# ask about "hostname" install at home, im newbie, tk



## h7t_2002 (Nov 23, 2012)

I read handbook, step "hostname" I don't know type??? I use FreeBSD at home, not server.


----------



## SirDice (Nov 23, 2012)

Just pick any name you like. It's mostly used to identify the machine, it doesn't matter if it's a server or not.

I name all my computers as characters or places from the Neuromancer book. Other people use Star Trek characters.
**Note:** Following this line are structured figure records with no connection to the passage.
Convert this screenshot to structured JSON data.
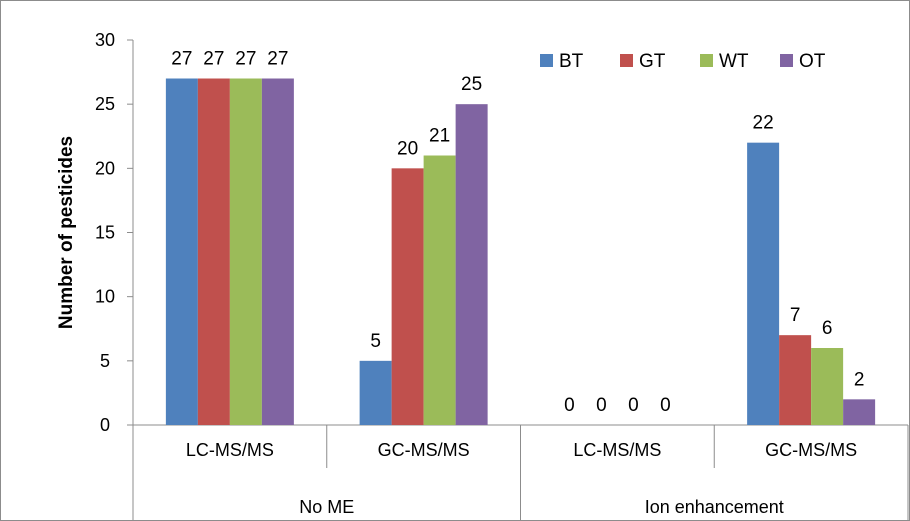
{
  "chart_data": {
    "type": "bar",
    "categories": [
      "LC-MS/MS",
      "GC-MS/MS",
      "LC-MS/MS",
      "GC-MS/MS"
    ],
    "groups": [
      {
        "label": "No ME",
        "categories": [
          "LC-MS/MS",
          "GC-MS/MS"
        ]
      },
      {
        "label": "Ion enhancement",
        "categories": [
          "LC-MS/MS",
          "GC-MS/MS"
        ]
      }
    ],
    "series": [
      {
        "name": "BT",
        "color": "#4F81BD",
        "values": [
          27,
          5,
          0,
          22
        ]
      },
      {
        "name": "GT",
        "color": "#C0504D",
        "values": [
          27,
          20,
          0,
          7
        ]
      },
      {
        "name": "WT",
        "color": "#9BBB59",
        "values": [
          27,
          21,
          0,
          6
        ]
      },
      {
        "name": "OT",
        "color": "#8064A2",
        "values": [
          27,
          25,
          0,
          2
        ]
      }
    ],
    "ylabel": "Number of pesticides",
    "ylim": [
      0,
      30
    ],
    "yticks": [
      0,
      5,
      10,
      15,
      20,
      25,
      30
    ],
    "grid": false,
    "legend_position": "top-right",
    "data_labels": true
  }
}
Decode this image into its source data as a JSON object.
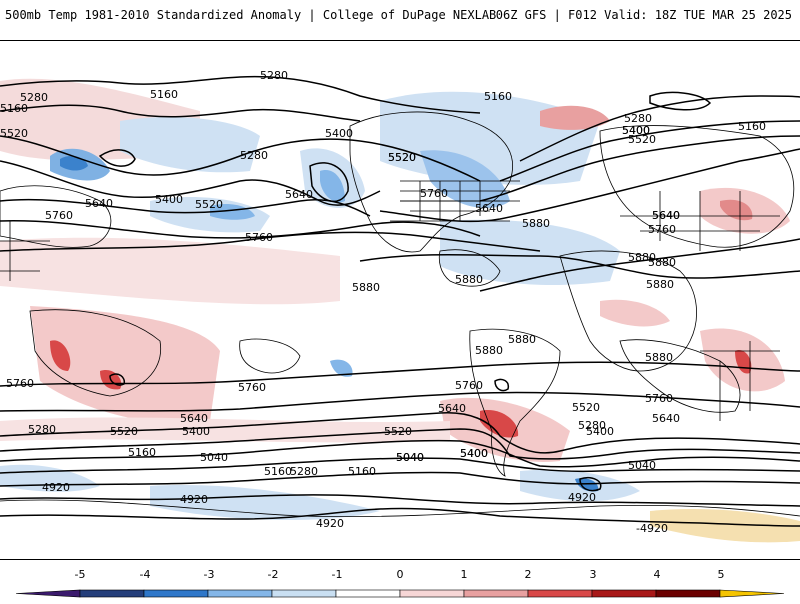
{
  "header": {
    "left_title": "500mb Temp 1981-2010 Standardized Anomaly | College of DuPage NEXLAB",
    "right_title": "06Z GFS | F012 Valid: 18Z TUE MAR 25 2025"
  },
  "map": {
    "contour_labels": [
      "5280",
      "5160",
      "5280",
      "5520",
      "5160",
      "5280",
      "5640",
      "5400",
      "5520",
      "5760",
      "5640",
      "5400",
      "5520",
      "5640",
      "5760",
      "5400",
      "5520",
      "5760",
      "5640",
      "5880",
      "5160",
      "5520",
      "5400",
      "5280",
      "5160",
      "5640",
      "5760",
      "5880",
      "5880",
      "5880",
      "5880",
      "5880",
      "5880",
      "5880",
      "5880",
      "5760",
      "5760",
      "5760",
      "5760",
      "5640",
      "5640",
      "5280",
      "5520",
      "5400",
      "5160",
      "5520",
      "5640",
      "5400",
      "5400",
      "5520",
      "5280",
      "5160",
      "5040",
      "5160",
      "5280",
      "5040",
      "5400",
      "5040",
      "5040",
      "4920",
      "4920",
      "4920",
      "4920",
      "-4920"
    ]
  },
  "colorbar": {
    "tick_labels": [
      "-5",
      "-4",
      "-3",
      "-2",
      "-1",
      "0",
      "1",
      "2",
      "3",
      "4",
      "5"
    ],
    "colors": [
      "#3b1a6d",
      "#243e7a",
      "#2f77c9",
      "#84b6e8",
      "#c9dff2",
      "#ffffff",
      "#f7d6d6",
      "#e8a0a0",
      "#d84848",
      "#a81818",
      "#6b0000",
      "#f5c400"
    ]
  }
}
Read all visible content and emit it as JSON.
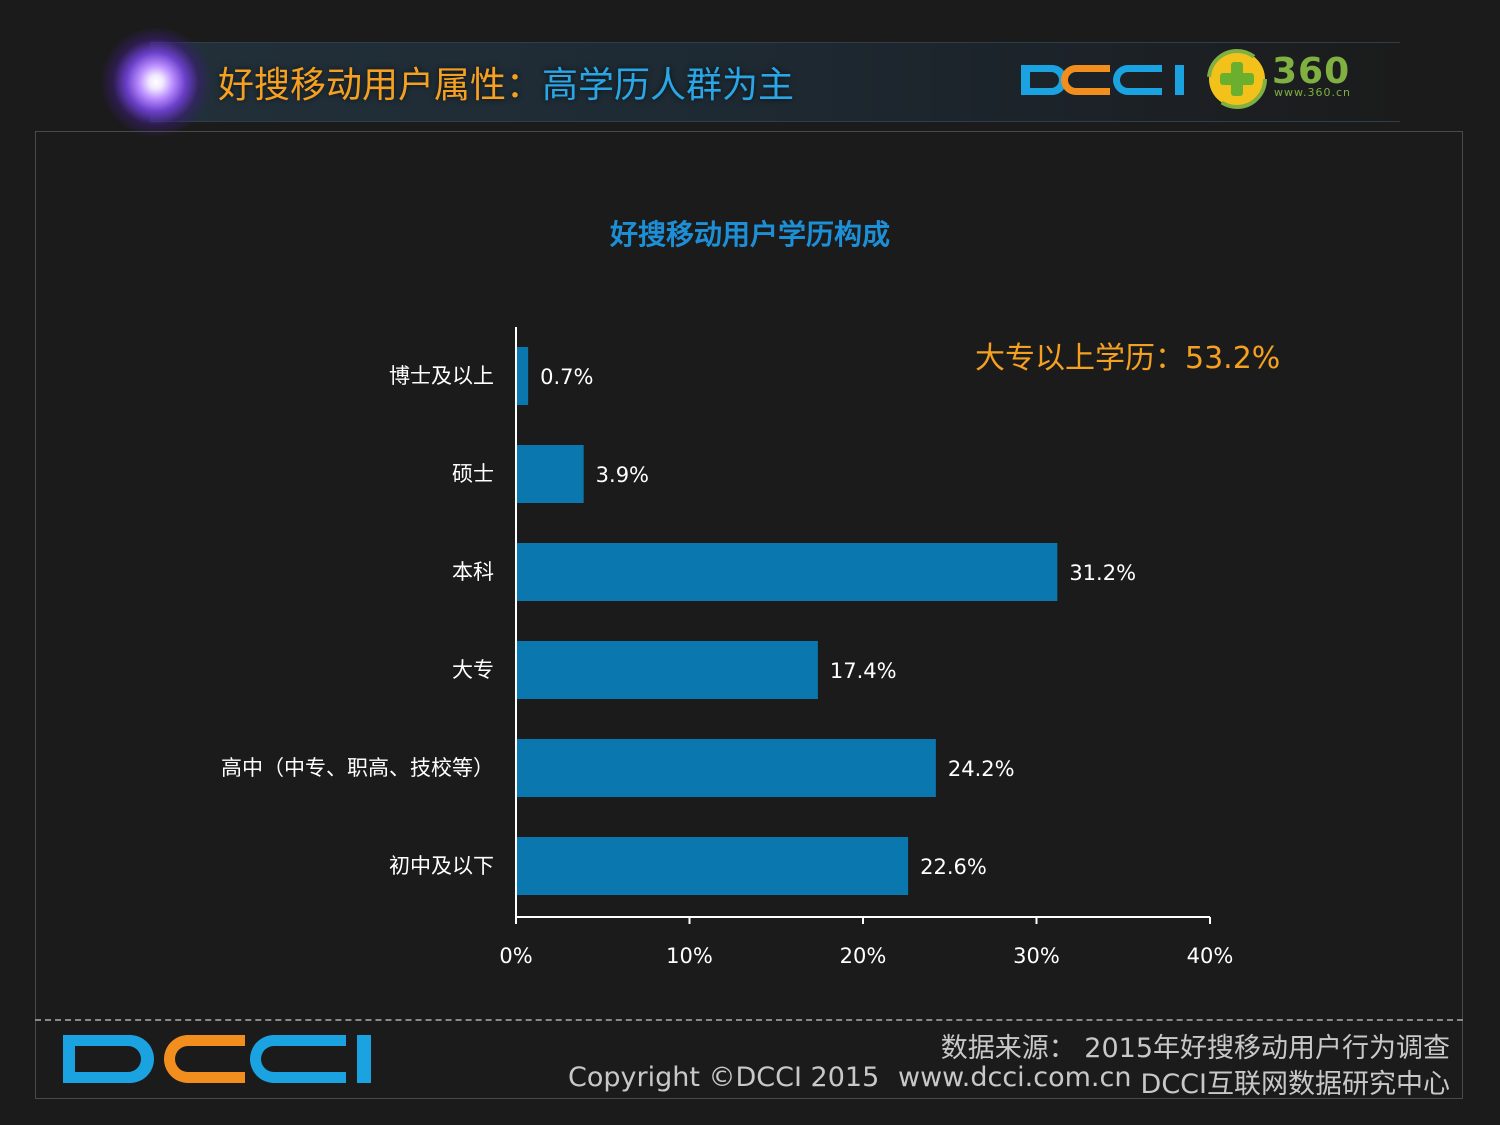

Use whatever you like.

But, it can't have spaces and you can only use a-z, 0-9 and the hyphen (-).


----------



## h7t_2002 (Nov 23, 2012)

Ok, I am installing FreeBSD, spend 3 days, but not complete, always take error, I am installing, if you or anybody can help me, I very very thank, I'm vietnamese, so, I can't speak english fluently, sorry ... but I like FreeBSD !!
help me, my yahoo acc: H7T_2002


----------



## SirDice (Nov 23, 2012)

Post the error, the version of FreeBSD and some details about your computer and we may be able to help.

We're good but we're not clairvoyant.


----------



## GreenMeanie (Nov 24, 2012)

I always have to run a *NAME.local* or it hangs for awhile on boot.


----------



## kpa (Nov 24, 2012)

Do not use a domain .local, that will conflict the multicast DNS domain .local if you have devices or computers capable of using it.


----------



## UNIXgod (Nov 24, 2012)

h7t_2002 said:
			
		

> Ok, I am installing FreeBSD, spend 3 days, but not complete, always take error, I am installing, if you or anybody can help me, I very very thank, I'm vietnamese, so, I can't speak english fluently, sorry ... but I like FreeBSD !!
> help me, my yahoo acc: H7T_2002



It may help to talk with someone on irc as you work through installing FreeBSD. Point your irc client to irc.freenode.net in room ##freebsd

Alternatively you could install www/wgetpaste and post your errors from the command line here until you get X11 complete.


----------